Service Layout Guidelines for Large Clusters

Describes how to install and segregate services on large clusters.

General Guidelines

The following are guidelines for installing services on large clusters:

ResourceManager: Run the ResourceManager services on dedicated nodes for clusters with over 250 nodes.
Elasticsearch: Elasticsearch consumes significant CPU, disk, and memory resources. Review the following guidelines:
- Whenever possible, Elasticsearch should have a dedicated disk for its index directory.
- Depending on the number of indexed logs, you may want to run the Elasticsearch service on five or more dedicated nodes.
- On production clusters, consider increasing Elasticsearch's memory allocation. After you install Data Fabric Monitoring, see Configure the Elasticsearch Service Heap Size.
- On clusters with high-density racks, run one or more Elasticsearch services on each rack. Also, configure Fluentd to write logs to Elasticsearch services that reside on the same rack as the Fluentd services. After you install Data Fabric Monitoring, see Configure Fluentd Services to Write to Elasticsearch Nodes on the Same Rack.
OpenTSDB: Run the OpenTSDB service on five or more nodes for clusters over 100 nodes.

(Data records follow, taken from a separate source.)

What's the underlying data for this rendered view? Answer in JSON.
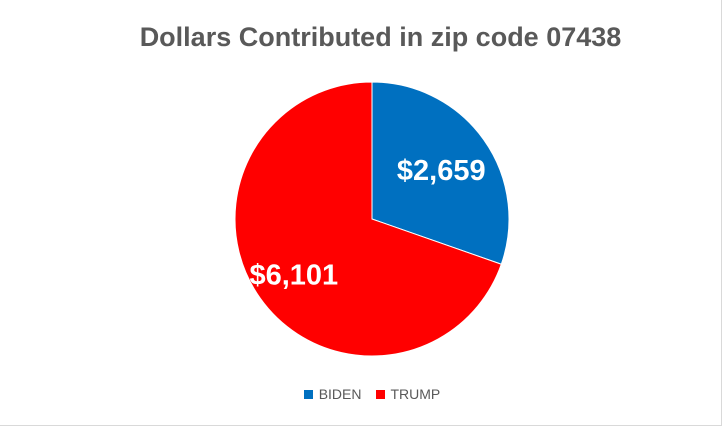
{
  "chart_data": {
    "type": "pie",
    "title": "Dollars Contributed in zip code 07438",
    "categories": [
      "BIDEN",
      "TRUMP"
    ],
    "values": [
      2659,
      6101
    ],
    "labels": [
      "$2,659",
      "$6,101"
    ],
    "colors": [
      "#0070C0",
      "#FF0000"
    ],
    "legend_position": "bottom"
  }
}
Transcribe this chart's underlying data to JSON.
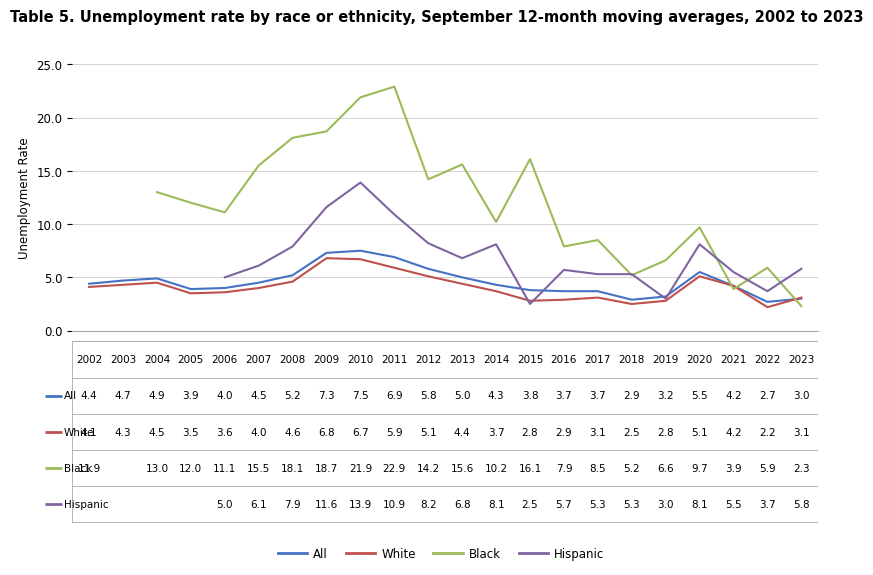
{
  "title": "Table 5. Unemployment rate by race or ethnicity, September 12-month moving averages, 2002 to 2023",
  "ylabel": "Unemployment Rate",
  "years": [
    2002,
    2003,
    2004,
    2005,
    2006,
    2007,
    2008,
    2009,
    2010,
    2011,
    2012,
    2013,
    2014,
    2015,
    2016,
    2017,
    2018,
    2019,
    2020,
    2021,
    2022,
    2023
  ],
  "all": [
    4.4,
    4.7,
    4.9,
    3.9,
    4.0,
    4.5,
    5.2,
    7.3,
    7.5,
    6.9,
    5.8,
    5.0,
    4.3,
    3.8,
    3.7,
    3.7,
    2.9,
    3.2,
    5.5,
    4.2,
    2.7,
    3.0
  ],
  "white": [
    4.1,
    4.3,
    4.5,
    3.5,
    3.6,
    4.0,
    4.6,
    6.8,
    6.7,
    5.9,
    5.1,
    4.4,
    3.7,
    2.8,
    2.9,
    3.1,
    2.5,
    2.8,
    5.1,
    4.2,
    2.2,
    3.1
  ],
  "black": [
    11.9,
    null,
    13.0,
    12.0,
    11.1,
    15.5,
    18.1,
    18.7,
    21.9,
    22.9,
    14.2,
    15.6,
    10.2,
    16.1,
    7.9,
    8.5,
    5.2,
    6.6,
    9.7,
    3.9,
    5.9,
    2.3
  ],
  "hispanic": [
    null,
    null,
    null,
    null,
    5.0,
    6.1,
    7.9,
    11.6,
    13.9,
    10.9,
    8.2,
    6.8,
    8.1,
    2.5,
    5.7,
    5.3,
    5.3,
    3.0,
    8.1,
    5.5,
    3.7,
    5.8
  ],
  "colors": {
    "all": "#4472C4",
    "white": "#C0504D",
    "black": "#9BBB59",
    "hispanic": "#8064A2"
  },
  "table_rows": [
    {
      "label": "All",
      "values": [
        "4.4",
        "4.7",
        "4.9",
        "3.9",
        "4.0",
        "4.5",
        "5.2",
        "7.3",
        "7.5",
        "6.9",
        "5.8",
        "5.0",
        "4.3",
        "3.8",
        "3.7",
        "3.7",
        "2.9",
        "3.2",
        "5.5",
        "4.2",
        "2.7",
        "3.0"
      ]
    },
    {
      "label": "White",
      "values": [
        "4.1",
        "4.3",
        "4.5",
        "3.5",
        "3.6",
        "4.0",
        "4.6",
        "6.8",
        "6.7",
        "5.9",
        "5.1",
        "4.4",
        "3.7",
        "2.8",
        "2.9",
        "3.1",
        "2.5",
        "2.8",
        "5.1",
        "4.2",
        "2.2",
        "3.1"
      ]
    },
    {
      "label": "Black",
      "values": [
        "11.9",
        "",
        "13.0",
        "12.0",
        "11.1",
        "15.5",
        "18.1",
        "18.7",
        "21.9",
        "22.9",
        "14.2",
        "15.6",
        "10.2",
        "16.1",
        "7.9",
        "8.5",
        "5.2",
        "6.6",
        "9.7",
        "3.9",
        "5.9",
        "2.3"
      ]
    },
    {
      "label": "Hispanic",
      "values": [
        "",
        "",
        "",
        "",
        "5.0",
        "6.1",
        "7.9",
        "11.6",
        "13.9",
        "10.9",
        "8.2",
        "6.8",
        "8.1",
        "2.5",
        "5.7",
        "5.3",
        "5.3",
        "3.0",
        "8.1",
        "5.5",
        "3.7",
        "5.8"
      ]
    }
  ],
  "ylim": [
    0.0,
    25.0
  ],
  "yticks": [
    0.0,
    5.0,
    10.0,
    15.0,
    20.0,
    25.0
  ],
  "background_color": "#FFFFFF",
  "grid_color": "#D3D3D3",
  "title_fontsize": 10.5,
  "axis_fontsize": 8.5,
  "table_fontsize": 7.5
}
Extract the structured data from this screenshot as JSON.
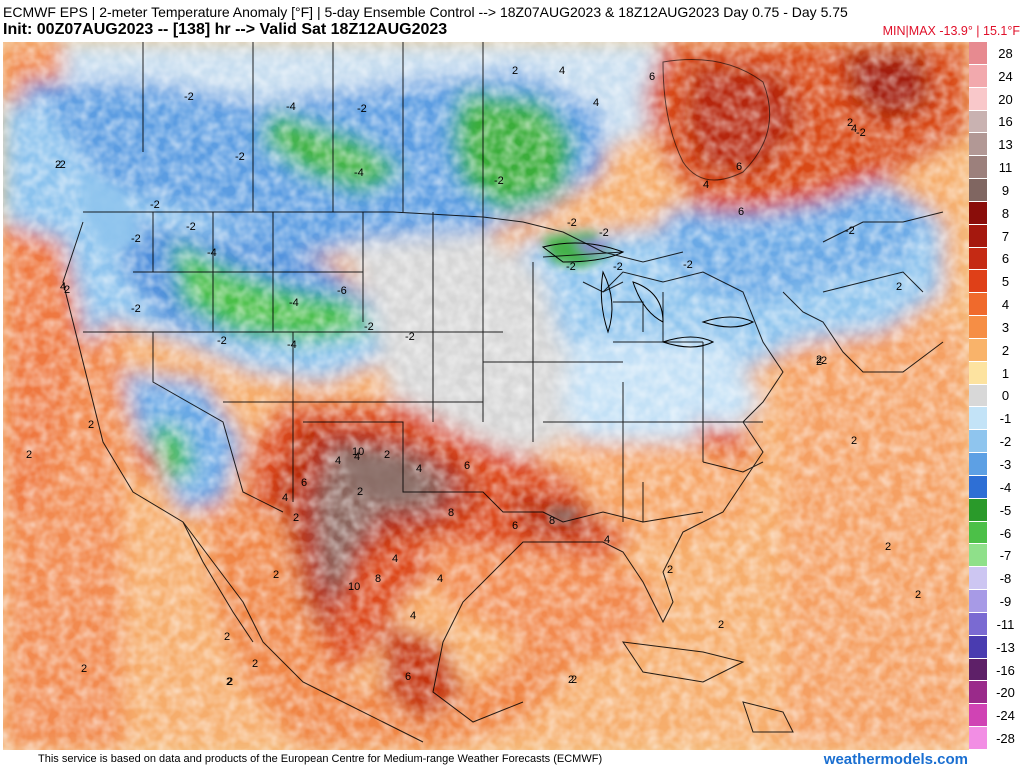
{
  "header": {
    "title_line1": "ECMWF EPS | 2-meter Temperature Anomaly [°F] | 5-day Ensemble Control --> 18Z07AUG2023 & 18Z12AUG2023   Day 0.75 - Day 5.75",
    "title_line2": "Init: 00Z07AUG2023 -- [138] hr --> Valid Sat 18Z12AUG2023",
    "minmax": "MIN|MAX -13.9° | 15.1°F"
  },
  "colorbar": {
    "entries": [
      {
        "label": "28",
        "color": "#e78a90"
      },
      {
        "label": "24",
        "color": "#f2a9ad"
      },
      {
        "label": "20",
        "color": "#f9c8ca"
      },
      {
        "label": "16",
        "color": "#c9b2b1"
      },
      {
        "label": "13",
        "color": "#b29895"
      },
      {
        "label": "11",
        "color": "#9c807c"
      },
      {
        "label": "9",
        "color": "#806661"
      },
      {
        "label": "8",
        "color": "#8a0d0a"
      },
      {
        "label": "7",
        "color": "#a5180e"
      },
      {
        "label": "6",
        "color": "#c52a14"
      },
      {
        "label": "5",
        "color": "#df4018"
      },
      {
        "label": "4",
        "color": "#f06a2c"
      },
      {
        "label": "3",
        "color": "#f68e45"
      },
      {
        "label": "2",
        "color": "#f9b36a"
      },
      {
        "label": "1",
        "color": "#fde3a0"
      },
      {
        "label": "0",
        "color": "#d8d8d8"
      },
      {
        "label": "-1",
        "color": "#c3e3f7"
      },
      {
        "label": "-2",
        "color": "#8fc5ee"
      },
      {
        "label": "-3",
        "color": "#5da0e4"
      },
      {
        "label": "-4",
        "color": "#2e6fd5"
      },
      {
        "label": "-5",
        "color": "#2a9a2a"
      },
      {
        "label": "-6",
        "color": "#4cc048"
      },
      {
        "label": "-7",
        "color": "#8fe08a"
      },
      {
        "label": "-8",
        "color": "#cdc6f2"
      },
      {
        "label": "-9",
        "color": "#a79ae6"
      },
      {
        "label": "-11",
        "color": "#7a6ad2"
      },
      {
        "label": "-13",
        "color": "#4a3cb0"
      },
      {
        "label": "-16",
        "color": "#5e2068"
      },
      {
        "label": "-20",
        "color": "#9a2a8a"
      },
      {
        "label": "-24",
        "color": "#d043b4"
      },
      {
        "label": "-28",
        "color": "#f28ee4"
      }
    ]
  },
  "map_labels": [
    {
      "text": "4"
    },
    {
      "text": "6"
    },
    {
      "text": "2"
    },
    {
      "text": "4"
    },
    {
      "text": "6"
    },
    {
      "text": "2"
    },
    {
      "text": "-2"
    },
    {
      "text": "-4"
    },
    {
      "text": "-2"
    },
    {
      "text": "-2"
    },
    {
      "text": "-4"
    },
    {
      "text": "-2"
    },
    {
      "text": "4"
    },
    {
      "text": "6"
    },
    {
      "text": "-2"
    },
    {
      "text": "-2"
    },
    {
      "text": "-2"
    },
    {
      "text": "-2"
    },
    {
      "text": "-2"
    },
    {
      "text": "-2"
    },
    {
      "text": "4"
    },
    {
      "text": "-2"
    },
    {
      "text": "-2"
    },
    {
      "text": "-4"
    },
    {
      "text": "-4"
    },
    {
      "text": "-6"
    },
    {
      "text": "-4"
    },
    {
      "text": "-2"
    },
    {
      "text": "-2"
    },
    {
      "text": "4"
    },
    {
      "text": "2"
    },
    {
      "text": "-2"
    },
    {
      "text": "-2"
    },
    {
      "text": "-2"
    },
    {
      "text": "-2"
    },
    {
      "text": "-2"
    },
    {
      "text": "2"
    },
    {
      "text": "2"
    },
    {
      "text": "4"
    },
    {
      "text": "4"
    },
    {
      "text": "2"
    },
    {
      "text": "4"
    },
    {
      "text": "10"
    },
    {
      "text": "6"
    },
    {
      "text": "6"
    },
    {
      "text": "2"
    },
    {
      "text": "4"
    },
    {
      "text": "4"
    },
    {
      "text": "8"
    },
    {
      "text": "6"
    },
    {
      "text": "8"
    },
    {
      "text": "4"
    },
    {
      "text": "10"
    },
    {
      "text": "4"
    },
    {
      "text": "8"
    },
    {
      "text": "2"
    },
    {
      "text": "2"
    },
    {
      "text": "2"
    },
    {
      "text": "2"
    },
    {
      "text": "6"
    },
    {
      "text": "2"
    },
    {
      "text": "2"
    },
    {
      "text": "2"
    },
    {
      "text": "2"
    },
    {
      "text": "2"
    },
    {
      "text": "2"
    },
    {
      "text": "2"
    },
    {
      "text": "2"
    },
    {
      "text": "2"
    },
    {
      "text": "2"
    },
    {
      "text": "4"
    },
    {
      "text": "2"
    },
    {
      "text": "2"
    },
    {
      "text": "2"
    },
    {
      "text": "2"
    },
    {
      "text": "2"
    }
  ],
  "footer": {
    "disclaimer": "This service is based on data and products of the European Centre for Medium-range Weather Forecasts (ECMWF)",
    "watermark": "weathermodels.com"
  }
}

The following are guidelines about which services to separate on large clusters:

ResourceManager on ZooKeeper nodes: Avoid running the ResourceManager service on nodes that are running the ZooKeeper service. On large clusters, the ResourceManager service can consume significant resources.
Monitoring Services on CLDB Nodes: Avoid running the OpenTSDB, Elasticsearch, Kibana, or Grafana services on nodes that are running the CLDB service.